Although HIV-2 does not encode a vpu gene, the ability to antagonize bone marrow stromal antigen 2 (BST-2) is conserved in some HIV-2 isolates, where it is controlled by the Env glycoprotein. We previously reported that a single-amino-acid difference between the laboratory-adapted ROD10 and ROD14 Envs controlled the enhancement of virus release (referred to here as Vpu-like) activity. Here, we investigated how conserved the Vpu-like activity is in primary HIV-2 isolates. We found that half of the 34 tested primary HIV-2 Env isolates obtained from 7 different patients enhanced virus release. Interestingly, most HIV-2 patients harbored a mixed population of viruses containing or lacking Vpu-like activity. Vpu-like activity and Envelope functionality varied significantly among Env isolates; however, there was no direct correlation between these two functions, suggesting they evolved independently. In comparing the Env sequences from one HIV-2 patient, we found that similar to the ROD10/ROD14 Envs, a single-amino-acid change (T568I) in the ectodomain of the TM subunit was sufficient to confer Vpu-like activity to an inactive Env variant. Surprisingly, however, absence of Vpu-like activity was not correlated with absence of BST-2 interaction. Taken together, our data suggest that maintaining the ability to antagonize BST-2 is of functional relevance not only to HIV-1 but also to HIV-2 as well. Our data show that as with Vpu, binding of HIV-2 Env to BST-2 is important but not sufficient for antagonism.
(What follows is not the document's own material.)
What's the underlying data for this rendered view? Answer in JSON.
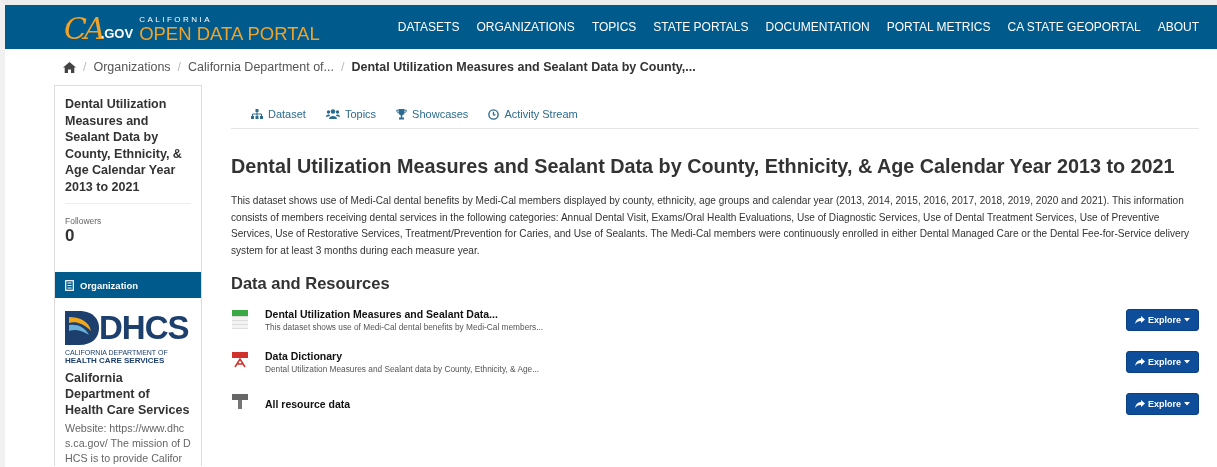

Finally, as observed previously, the Vpu-like activity in HIV-2 Env can be controlled by single-residue changes in the TM subunit.

IMPORTANCE
Lentiviruses such as HIV-1 and HIV-2 encode accessory proteins whose function is to overcome host restriction mechanisms. Vpu is a well-studied HIV-1 accessory protein that enhances virus release by antagonizing the host restriction factor BST-2. HIV-2 does not encode a vpu gene. Instead, the HIV-2 Env glycoprotein was found to antagonize BST-2 in some isolates. Here, we cloned multiple Env sequences from 7 HIV-2-infected patients and found that about half were able to antagonize BST-2. Importantly, most HIV-2 patients harbored a mixed population of viruses containing or lacking the ability to antagonize BST-2. In fact, in comparing Env sequences from one patient combined with site-directed mutagenesis, we were able to restore BST-2 antagonism to an inactive Env protein by a single-amino-acid change. Our data suggest that targeting BST-2 by HIV-2 Env is a dynamic process that can be regulated by simple changes in the Env sequence.